With such a variety of online tools available, experts at Renaissance are encouraging schools to take advantage of teachers’ improved edtech confidence and expand their digital offering to recover learning and help pupils meet expected standards.
 

Teachers can use curriculum-aligned Focus Skills from Renaissance, made freely available through dedicated Teacher Workbooks, to plan lessons that support pupils in learning year-appropriate skills. When combined with formative assessment, Focus Skills can save teachers time and support them in creating tailored lesson plans, meaning pupils spend more time learning and are given more specific support for their developmental needs.
 

Joan Mill, Manager Director, International at Renaissance said “We know teachers will be facing a wide range of issues this Autumn term – from recovering summer learning and pandemic-related loss, to challenges caused by the cost-of-living crisis. This timely research is indicative of the many insights only an edtech provider of our depth and breadth of experience can supply.
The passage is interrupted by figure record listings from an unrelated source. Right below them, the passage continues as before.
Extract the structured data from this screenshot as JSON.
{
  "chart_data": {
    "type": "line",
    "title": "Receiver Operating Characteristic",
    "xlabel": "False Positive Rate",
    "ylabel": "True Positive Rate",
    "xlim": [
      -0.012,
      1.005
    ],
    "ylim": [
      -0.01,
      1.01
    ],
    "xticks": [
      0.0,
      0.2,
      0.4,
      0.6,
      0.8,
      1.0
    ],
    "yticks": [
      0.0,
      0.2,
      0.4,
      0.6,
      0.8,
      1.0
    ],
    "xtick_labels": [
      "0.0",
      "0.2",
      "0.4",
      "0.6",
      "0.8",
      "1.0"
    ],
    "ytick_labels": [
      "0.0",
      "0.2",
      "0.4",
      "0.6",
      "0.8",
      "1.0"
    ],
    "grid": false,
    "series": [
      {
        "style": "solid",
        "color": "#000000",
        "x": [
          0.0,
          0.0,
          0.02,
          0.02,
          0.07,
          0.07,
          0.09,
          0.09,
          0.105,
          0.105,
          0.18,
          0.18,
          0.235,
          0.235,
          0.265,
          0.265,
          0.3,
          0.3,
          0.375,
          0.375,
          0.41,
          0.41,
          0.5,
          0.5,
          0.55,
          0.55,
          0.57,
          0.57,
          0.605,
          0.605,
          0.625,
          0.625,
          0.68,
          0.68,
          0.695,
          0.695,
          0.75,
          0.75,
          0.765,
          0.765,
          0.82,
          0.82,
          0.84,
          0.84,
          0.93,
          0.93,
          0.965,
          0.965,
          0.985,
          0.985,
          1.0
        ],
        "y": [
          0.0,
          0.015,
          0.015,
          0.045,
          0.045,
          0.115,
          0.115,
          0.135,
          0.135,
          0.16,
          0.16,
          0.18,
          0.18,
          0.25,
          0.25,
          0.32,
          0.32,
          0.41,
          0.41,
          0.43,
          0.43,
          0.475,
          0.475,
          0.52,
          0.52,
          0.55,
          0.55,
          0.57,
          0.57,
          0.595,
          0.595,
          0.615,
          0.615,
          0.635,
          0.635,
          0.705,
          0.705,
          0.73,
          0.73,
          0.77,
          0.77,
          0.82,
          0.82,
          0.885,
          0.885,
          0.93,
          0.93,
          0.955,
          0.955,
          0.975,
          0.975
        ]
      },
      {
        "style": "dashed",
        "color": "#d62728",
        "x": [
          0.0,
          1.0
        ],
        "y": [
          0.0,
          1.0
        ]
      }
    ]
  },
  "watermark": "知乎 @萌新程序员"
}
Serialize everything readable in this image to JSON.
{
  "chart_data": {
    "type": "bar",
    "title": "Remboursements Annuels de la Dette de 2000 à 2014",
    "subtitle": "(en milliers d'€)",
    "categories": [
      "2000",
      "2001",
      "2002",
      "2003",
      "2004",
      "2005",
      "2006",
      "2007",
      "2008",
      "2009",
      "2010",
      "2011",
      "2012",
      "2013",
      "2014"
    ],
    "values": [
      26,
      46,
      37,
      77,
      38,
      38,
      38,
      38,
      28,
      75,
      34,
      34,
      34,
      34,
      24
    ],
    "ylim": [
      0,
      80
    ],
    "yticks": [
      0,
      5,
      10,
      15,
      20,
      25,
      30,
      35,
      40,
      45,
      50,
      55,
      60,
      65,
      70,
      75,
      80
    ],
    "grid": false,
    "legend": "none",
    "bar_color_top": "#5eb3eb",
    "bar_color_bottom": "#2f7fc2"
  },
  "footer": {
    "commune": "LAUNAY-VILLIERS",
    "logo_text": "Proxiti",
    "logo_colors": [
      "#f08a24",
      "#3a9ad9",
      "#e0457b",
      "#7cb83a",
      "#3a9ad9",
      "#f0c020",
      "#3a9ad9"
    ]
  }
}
At Renaissance, we continue to invest in innovative solutions designed to support School and MAT leaders, to help improve education outcomes throughout and beyond the 2022/23 academic year, and to accelerate learning for all. Our resources and solutions provide both a roadmap for identifying, and tools for closing, persistent attainment gaps – allowing teachers to focus on educating pupils, guiding their learning development and planning tailored programmes.”
 
Rebecca Cox, Chief Executive of Hales Valley Trust, an all-primary academy trust, based in Dudley, West Midlands said,
“The attainment gap caused by Covid-19 continues to be a challenge for teachers across the country and I know it will be a top priority for teachers across our trust this Autumn term. We have successfully utilised the edtech solutions available to date, using Accelerated Reader and Star Assessments to both measure and act on existing learning loss, but this will continue to be important this academic term to ensure all pupils are progressing to the best of their ability.”